Bad Religion frontman Greg Graffin is a Ph.D. graduate from Cornell University, an author, lecturer in life sciences and paleontology at U.C.L.A. and a firm believer in evolution. When asked by Scientific American in 2010 how evolution and punk rock were related, Graffin responded, “The idea with both is that you challenge authority, you challenge the dogma. It’s a process of collective discovery. It’s debate, it’s experimentation, and it’s verification of claims that might be false.”

Bad Religion frontman Greg Graffin, Rio de Janeiro, Brazil News
Bad Religion frontman Greg Graffin, photo by ceedub13/Flickr Creative Commons License.

It terms of experimentation within Bad Religion, Graffin has remained a constant. As other members left and returned, the band’s lineup went through its own evolution during the past three decades.
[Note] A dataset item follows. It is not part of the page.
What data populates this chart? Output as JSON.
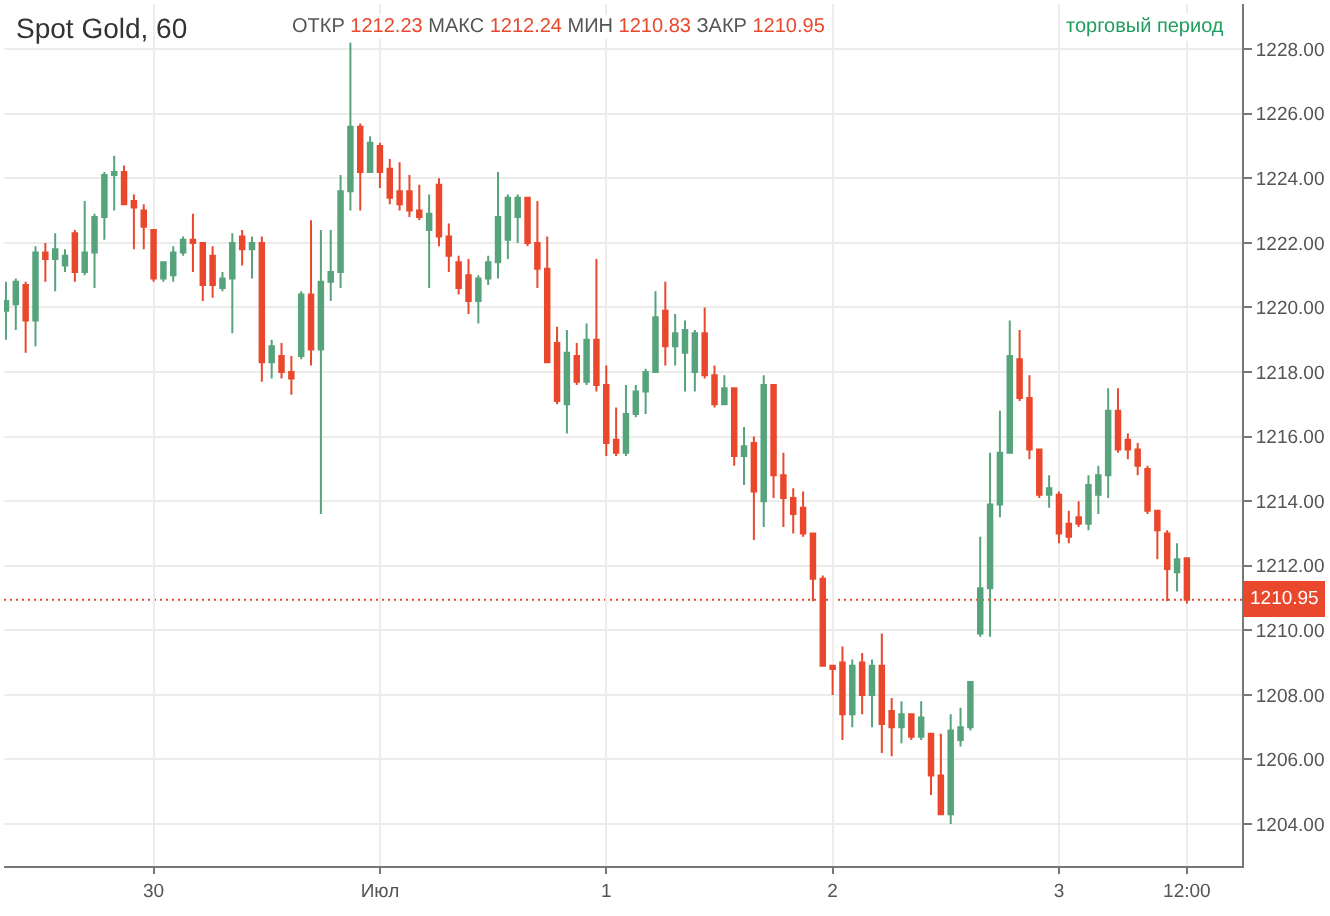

Brett Gurewitz and Jay Bentley are two of the four the original members that remain in the band at the present time.

Gurewitz parted ways with the band shortly before the release of 1994 album Stranger Than Fiction, Bad Religion’s first gold record. Featuring hits including the title track, “Infected” and “21st Century (Digital Boy)” (a re-recorded track from a previous album), Stranger Than Fiction was proved to be Bad Religion’s entry into the Billboard 200 charts.

“By the time we put out Stranger Than Fiction in ’94,” Gurewitz, who left to run Epitaph Records told Spin in January of last year, “we were playing big, sprawling anthems. We had a gold record. We had a radio hit or two. And that’s allowed. Groups and artists need to evolve, and that was also really exciting, but that’s not who we are, and that’s not what we were ever aiming for. All we ever wanted to be was an L.A. hardcore band.”

Gurewitz later returned for Bad Religion’s 2002 release entitled, The Process of Belief and has remained since “We were bitterly divided during the Stranger Than Fiction record and that’s when I quit the band,” he explained. “When we came back together, we’d [Graffin and Gurewitz] both grown as people.”

They went on to release three more albums; 2004’s The Empire Strikes First; 2007’s New Maps of Hell; The Dissent of Man in 2010 before True North in 2013. It has now become is the band’s highest charting album to date. Praised by critics as well, True North was seen as a return of the band to their true punk-rock core.

What: Bad Religion
When: Wednesday, February 5th, 9PM, doors open at 8PM.
Where: Circo Voador – Rua dos Arcos, S/N, Lapa
Entrance: R$90 – R$180, available here and at the Circo Voador box office.